Hiro and Zero Two's arc this week also offers its own brand of superficially entertaining melodrama, with the Klaxosaur Princess invading the base, kidnapping Hiro, and tossing Zero Two aside so she can wage war against VIRM with Strelizia. It's all well animated and directed, and I can even appreciate Klaxie's role as a monstrous antihero. It's just a shame that her character design makes her feel more like an object to be ogled than anything else, and beyond her intriguing role on paper, her actual character has just been handled poorly in the few appearances she's made before this point. I'm also not a big fan of how bluntly DARLING is foreshadowing Zero Two's future, going so far as to have Zero Two explicitly call back to the final page of her picture book, where the Princess disappears and the Prince is left alone. Now, DARLING could be attempting to pull a bait and switch where our heroes ultimately get a less tragic ending, but the show has done little to reassure me that the most obvious answer foreshadowed by the OP sequence won't end up being the correct one (sudden alien invasion notwithstanding).
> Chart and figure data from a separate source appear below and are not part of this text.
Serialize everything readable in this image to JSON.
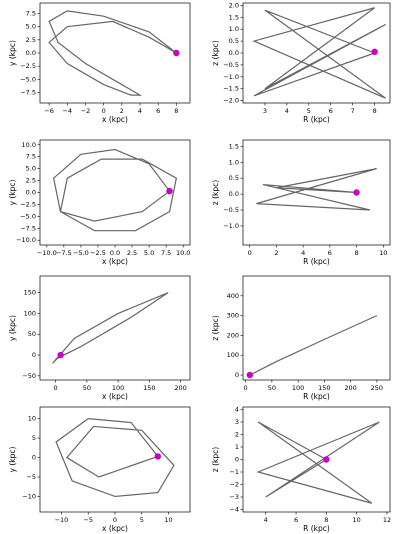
{
  "chart_data": [
    {
      "type": "orbit",
      "xlabel": "x (kpc)",
      "ylabel": "y (kpc)",
      "xlim": [
        -7,
        9.5
      ],
      "ylim": [
        -9.5,
        9.5
      ],
      "xticks": [
        {
          "value": -6,
          "label": "−6"
        },
        {
          "value": -4,
          "label": "−4"
        },
        {
          "value": -2,
          "label": "−2"
        },
        0,
        2,
        4,
        6,
        8
      ],
      "yticks": [
        {
          "value": -7.5,
          "label": "−7.5"
        },
        {
          "value": -5,
          "label": "−5.0"
        },
        {
          "value": -2.5,
          "label": "−2.5"
        },
        {
          "value": 0,
          "label": "0.0"
        },
        2.5,
        {
          "value": 5,
          "label": "5.0"
        },
        7.5
      ],
      "x": [
        8,
        5,
        0,
        -4,
        -6,
        -5,
        -2,
        2,
        4,
        3,
        0,
        -4,
        -6,
        -4,
        1,
        5,
        8
      ],
      "values": [
        0,
        4,
        7,
        8,
        6,
        2,
        -2,
        -6,
        -8,
        -8,
        -6,
        -2,
        2,
        5,
        6,
        3,
        0
      ],
      "color": "#000000",
      "marker": {
        "x": 8,
        "y": 0,
        "color": "#c800c8"
      }
    },
    {
      "type": "orbit",
      "xlabel": "R (kpc)",
      "ylabel": "z (kpc)",
      "xlim": [
        2,
        8.7
      ],
      "ylim": [
        -2.1,
        2.1
      ],
      "xticks": [
        3,
        4,
        5,
        6,
        7,
        8
      ],
      "yticks": [
        {
          "value": -2,
          "label": "−2.0"
        },
        {
          "value": -1.5,
          "label": "−1.5"
        },
        {
          "value": -1,
          "label": "−1.0"
        },
        {
          "value": -0.5,
          "label": "−0.5"
        },
        {
          "value": 0,
          "label": "0.0"
        },
        0.5,
        {
          "value": 1,
          "label": "1.0"
        },
        1.5,
        {
          "value": 2,
          "label": "2.0"
        }
      ],
      "x": [
        8,
        3,
        8.5,
        2.5,
        8,
        3,
        8.5,
        2.5,
        8
      ],
      "values": [
        0,
        1.8,
        -1.9,
        0.5,
        1.9,
        -1.5,
        1.2,
        -1.8,
        0
      ],
      "color": "#000000",
      "marker": {
        "x": 8,
        "y": 0.05,
        "color": "#c800c8"
      }
    },
    {
      "type": "orbit",
      "xlabel": "x (kpc)",
      "ylabel": "y (kpc)",
      "xlim": [
        -11,
        11
      ],
      "ylim": [
        -11,
        11
      ],
      "xticks": [
        {
          "value": -10,
          "label": "−10.0"
        },
        {
          "value": -7.5,
          "label": "−7.5"
        },
        {
          "value": -5,
          "label": "−5.0"
        },
        {
          "value": -2.5,
          "label": "−2.5"
        },
        {
          "value": 0,
          "label": "0.0"
        },
        2.5,
        {
          "value": 5,
          "label": "5.0"
        },
        7.5,
        {
          "value": 10,
          "label": "10.0"
        }
      ],
      "yticks": [
        {
          "value": -10,
          "label": "−10.0"
        },
        {
          "value": -7.5,
          "label": "−7.5"
        },
        {
          "value": -5,
          "label": "−5.0"
        },
        {
          "value": -2.5,
          "label": "−2.5"
        },
        {
          "value": 0,
          "label": "0.0"
        },
        2.5,
        {
          "value": 5,
          "label": "5.0"
        },
        7.5,
        {
          "value": 10,
          "label": "10.0"
        }
      ],
      "x": [
        8,
        5,
        0,
        -5,
        -9,
        -8,
        -3,
        3,
        8,
        9,
        4,
        -2,
        -7,
        -8,
        -3,
        4,
        8
      ],
      "values": [
        0.3,
        6,
        9,
        8,
        3,
        -4,
        -8,
        -8,
        -4,
        3,
        7,
        7,
        3,
        -4,
        -6,
        -4,
        0.3
      ],
      "color": "#000000",
      "marker": {
        "x": 8,
        "y": 0.3,
        "color": "#c800c8"
      }
    },
    {
      "type": "orbit",
      "xlabel": "R (kpc)",
      "ylabel": "z (kpc)",
      "xlim": [
        -0.5,
        10.5
      ],
      "ylim": [
        -1.6,
        1.7
      ],
      "xticks": [
        0,
        2,
        4,
        6,
        8,
        10
      ],
      "yticks": [
        {
          "value": -1,
          "label": "−1.0"
        },
        {
          "value": -0.5,
          "label": "−0.5"
        },
        {
          "value": 0,
          "label": "0.0"
        },
        0.5,
        {
          "value": 1,
          "label": "1.0"
        },
        1.5
      ],
      "x": [
        8,
        1,
        9,
        0.5,
        9.5,
        2,
        8
      ],
      "values": [
        0.05,
        0.3,
        -0.5,
        -0.3,
        0.8,
        0.2,
        0.05
      ],
      "color": "#000000",
      "marker": {
        "x": 8,
        "y": 0.05,
        "color": "#c800c8"
      }
    },
    {
      "type": "orbit",
      "xlabel": "x (kpc)",
      "ylabel": "y (kpc)",
      "xlim": [
        -25,
        215
      ],
      "ylim": [
        -60,
        190
      ],
      "xticks": [
        0,
        50,
        100,
        150,
        200
      ],
      "yticks": [
        {
          "value": -50,
          "label": "−50"
        },
        0,
        50,
        100,
        150
      ],
      "x": [
        8,
        -5,
        30,
        100,
        180,
        120,
        40,
        0,
        8
      ],
      "values": [
        0,
        -20,
        40,
        100,
        150,
        90,
        20,
        -10,
        0
      ],
      "color": "#000000",
      "marker": {
        "x": 8,
        "y": 0,
        "color": "#c800c8"
      }
    },
    {
      "type": "orbit",
      "xlabel": "R (kpc)",
      "ylabel": "z (kpc)",
      "xlim": [
        -5,
        275
      ],
      "ylim": [
        -25,
        500
      ],
      "xticks": [
        0,
        50,
        100,
        150,
        200,
        250
      ],
      "yticks": [
        0,
        100,
        200,
        300,
        400
      ],
      "x": [
        8,
        60,
        150,
        250,
        150,
        60,
        8
      ],
      "values": [
        0,
        70,
        180,
        300,
        180,
        70,
        0
      ],
      "color": "#000000",
      "marker": {
        "x": 8,
        "y": 0,
        "color": "#c800c8"
      }
    },
    {
      "type": "orbit",
      "xlabel": "x (kpc)",
      "ylabel": "y (kpc)",
      "xlim": [
        -14,
        14
      ],
      "ylim": [
        -14,
        13
      ],
      "xticks": [
        {
          "value": -10,
          "label": "−10"
        },
        {
          "value": -5,
          "label": "−5"
        },
        0,
        5,
        10
      ],
      "yticks": [
        {
          "value": -10,
          "label": "−10"
        },
        {
          "value": -5,
          "label": "−5"
        },
        0,
        5,
        10
      ],
      "x": [
        8,
        3,
        -5,
        -11,
        -8,
        0,
        8,
        11,
        5,
        -4,
        -9,
        -3,
        8
      ],
      "values": [
        0.3,
        9,
        10,
        4,
        -6,
        -10,
        -9,
        -2,
        7,
        8,
        0,
        -5,
        0.3
      ],
      "color": "#000000",
      "marker": {
        "x": 8,
        "y": 0.3,
        "color": "#c800c8"
      }
    },
    {
      "type": "orbit",
      "xlabel": "R (kpc)",
      "ylabel": "z (kpc)",
      "xlim": [
        2.5,
        12.2
      ],
      "ylim": [
        -4.2,
        4.2
      ],
      "xticks": [
        4,
        6,
        8,
        10,
        12
      ],
      "yticks": [
        {
          "value": -4,
          "label": "−4"
        },
        {
          "value": -3,
          "label": "−3"
        },
        {
          "value": -2,
          "label": "−2"
        },
        {
          "value": -1,
          "label": "−1"
        },
        0,
        1,
        2,
        3,
        4
      ],
      "x": [
        8,
        3.5,
        11,
        3.5,
        11.5,
        4,
        8
      ],
      "values": [
        0,
        3,
        -3.5,
        -1,
        3,
        -3,
        0
      ],
      "color": "#000000",
      "marker": {
        "x": 8,
        "y": 0,
        "color": "#c800c8"
      }
    }
  ]
}
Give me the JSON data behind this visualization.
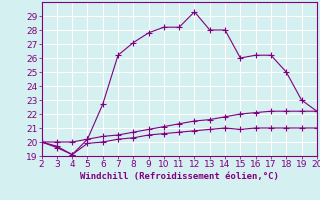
{
  "xlabel": "Windchill (Refroidissement éolien,°C)",
  "x_values": [
    2,
    3,
    4,
    5,
    6,
    7,
    8,
    9,
    10,
    11,
    12,
    13,
    14,
    15,
    16,
    17,
    18,
    19,
    20
  ],
  "line1_y": [
    20.0,
    19.7,
    19.1,
    20.2,
    22.7,
    26.2,
    27.1,
    27.8,
    28.2,
    28.2,
    29.3,
    28.0,
    28.0,
    26.0,
    26.2,
    26.2,
    25.0,
    23.0,
    22.2
  ],
  "line2_y": [
    20.0,
    20.0,
    20.0,
    20.2,
    20.4,
    20.5,
    20.7,
    20.9,
    21.1,
    21.3,
    21.5,
    21.6,
    21.8,
    22.0,
    22.1,
    22.2,
    22.2,
    22.2,
    22.2
  ],
  "line3_y": [
    20.0,
    19.6,
    19.1,
    19.9,
    20.0,
    20.2,
    20.3,
    20.5,
    20.6,
    20.7,
    20.8,
    20.9,
    21.0,
    20.9,
    21.0,
    21.0,
    21.0,
    21.0,
    21.0
  ],
  "line_color": "#800080",
  "bg_color": "#d4f0f0",
  "grid_color": "#ffffff",
  "ylim": [
    19,
    30
  ],
  "xlim": [
    2,
    20
  ],
  "yticks": [
    19,
    20,
    21,
    22,
    23,
    24,
    25,
    26,
    27,
    28,
    29
  ],
  "xticks": [
    2,
    3,
    4,
    5,
    6,
    7,
    8,
    9,
    10,
    11,
    12,
    13,
    14,
    15,
    16,
    17,
    18,
    19,
    20
  ],
  "tick_fontsize": 6.5,
  "xlabel_fontsize": 6.5
}
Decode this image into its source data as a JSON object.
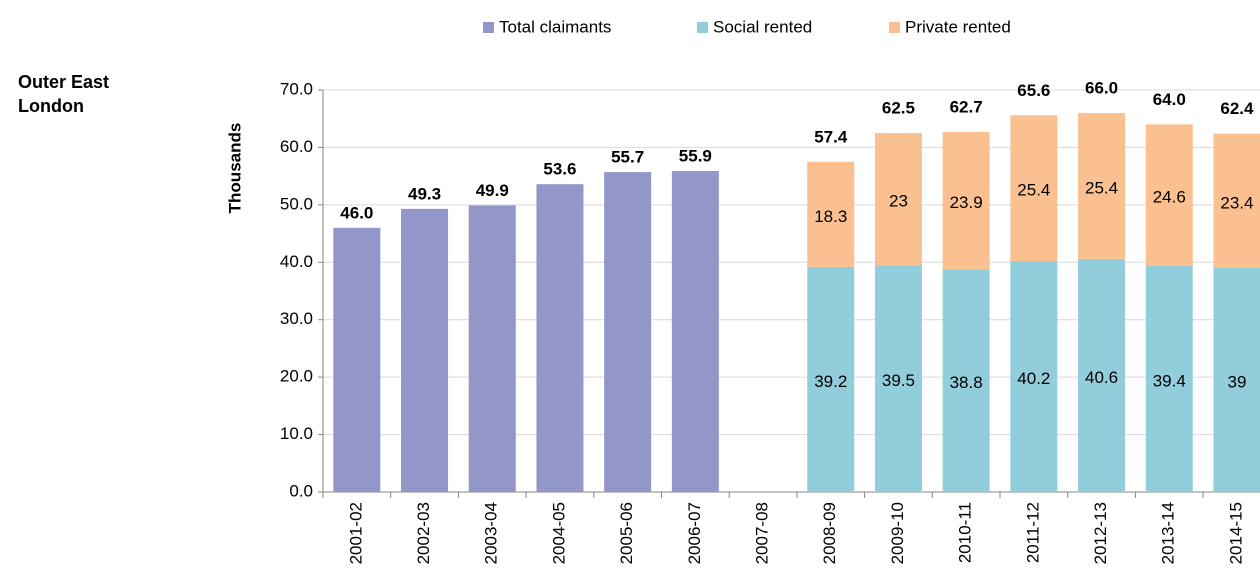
{
  "chart_data": {
    "type": "stacked_bar",
    "panel_label": "Outer East London",
    "y_label": "Thousands",
    "categories": [
      "2001-02",
      "2002-03",
      "2003-04",
      "2004-05",
      "2005-06",
      "2006-07",
      "2007-08",
      "2008-09",
      "2009-10",
      "2010-11",
      "2011-12",
      "2012-13",
      "2013-14",
      "2014-15"
    ],
    "series": [
      {
        "name": "Total claimants",
        "color": "#9296c8",
        "values": [
          46.0,
          49.3,
          49.9,
          53.6,
          55.7,
          55.9,
          null,
          null,
          null,
          null,
          null,
          null,
          null,
          null
        ],
        "value_labels": [
          "46.0",
          "49.3",
          "49.9",
          "53.6",
          "55.7",
          "55.9",
          null,
          null,
          null,
          null,
          null,
          null,
          null,
          null
        ]
      },
      {
        "name": "Social rented",
        "color": "#92cddc",
        "values": [
          null,
          null,
          null,
          null,
          null,
          null,
          null,
          39.2,
          39.5,
          38.8,
          40.2,
          40.6,
          39.4,
          39.0
        ]
      },
      {
        "name": "Private rented",
        "color": "#fac090",
        "values": [
          null,
          null,
          null,
          null,
          null,
          null,
          null,
          18.3,
          23.0,
          23.9,
          25.4,
          25.4,
          24.6,
          23.4
        ]
      }
    ],
    "total_labels": [
      null,
      null,
      null,
      null,
      null,
      null,
      null,
      "57.4",
      "62.5",
      "62.7",
      "65.6",
      "66.0",
      "64.0",
      "62.4"
    ],
    "ylim": [
      0,
      70
    ],
    "yticks": [
      {
        "value": 0,
        "label": "0.0"
      },
      {
        "value": 10,
        "label": "10.0"
      },
      {
        "value": 20,
        "label": "20.0"
      },
      {
        "value": 30,
        "label": "30.0"
      },
      {
        "value": 40,
        "label": "40.0"
      },
      {
        "value": 50,
        "label": "50.0"
      },
      {
        "value": 60,
        "label": "60.0"
      },
      {
        "value": 70,
        "label": "70.0"
      }
    ],
    "grid": true
  }
}
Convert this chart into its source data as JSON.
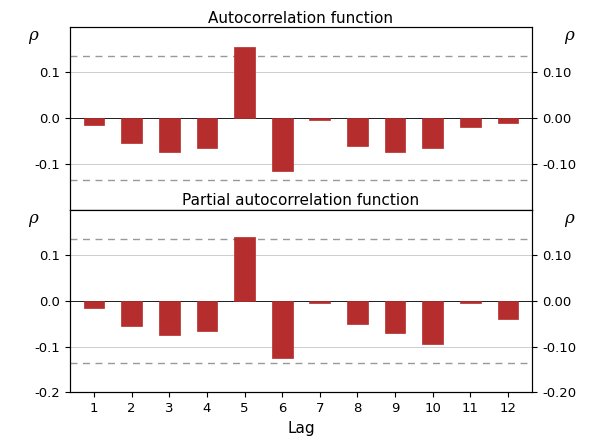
{
  "acf_values": [
    -0.015,
    -0.055,
    -0.075,
    -0.065,
    0.155,
    -0.115,
    -0.005,
    -0.06,
    -0.075,
    -0.065,
    -0.02,
    -0.01
  ],
  "pacf_values": [
    -0.015,
    -0.055,
    -0.075,
    -0.065,
    0.14,
    -0.125,
    -0.005,
    -0.05,
    -0.07,
    -0.095,
    -0.005,
    -0.04
  ],
  "lags": [
    1,
    2,
    3,
    4,
    5,
    6,
    7,
    8,
    9,
    10,
    11,
    12
  ],
  "ci_upper": 0.135,
  "ci_lower": -0.135,
  "bar_color": "#b52d2d",
  "ci_color": "#999999",
  "title_acf": "Autocorrelation function",
  "title_pacf": "Partial autocorrelation function",
  "xlabel": "Lag",
  "rho_label": "ρ",
  "ylim_acf": [
    -0.2,
    0.2
  ],
  "ylim_pacf": [
    -0.2,
    0.2
  ],
  "yticks_acf": [
    -0.1,
    0.0,
    0.1
  ],
  "yticks_pacf": [
    -0.2,
    -0.1,
    0.0,
    0.1
  ],
  "background_color": "#ffffff",
  "grid_color": "#bbbbbb"
}
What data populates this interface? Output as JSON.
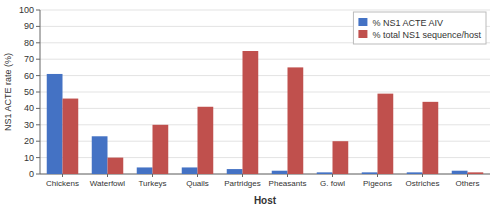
{
  "chart_data": {
    "type": "bar",
    "categories": [
      "Chickens",
      "Waterfowl",
      "Turkeys",
      "Quails",
      "Partridges",
      "Pheasants",
      "G. fowl",
      "Pigeons",
      "Ostriches",
      "Others"
    ],
    "series": [
      {
        "name": "% NS1 ACTE AIV",
        "color": "#4472C4",
        "values": [
          61,
          23,
          4,
          4,
          3,
          2,
          1,
          1,
          1,
          2
        ]
      },
      {
        "name": "% total NS1 sequence/host",
        "color": "#C0504D",
        "values": [
          46,
          10,
          30,
          41,
          75,
          65,
          20,
          49,
          44,
          1
        ]
      }
    ],
    "xlabel": "Host",
    "ylabel": "NS1 ACTE rate (%)",
    "ylim": [
      0,
      100
    ],
    "yticks": [
      0,
      10,
      20,
      30,
      40,
      50,
      60,
      70,
      80,
      90,
      100
    ],
    "grid": true,
    "legend": "upper right"
  }
}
Despite being more entertaining and better directed than “Inhumanity”, “A New World” isn't any less of a mess than its predecessor in a macro sense. The VIRM reveal and APE's subsequent betrayal don't just come across as hackneyed and ridiculous, they also call into question the importance of every other aspect of the story that had come before. It's the kind of logic-defying leap into absurdity that might work for more thematically and tonally confident series, but it just doesn't feel right in DARLING's hands. As always, I try to maintain as much hope as I can that the series might be able to wring something positive out of the narrative mess it has made for itself, but it's looking more and more like DARLING in the FRANXX is going to stumble hard across its finish line, if it even makes it there in one piece.

Rating: C-

DARLING in the FRANXX is currently streaming on Crunchyroll.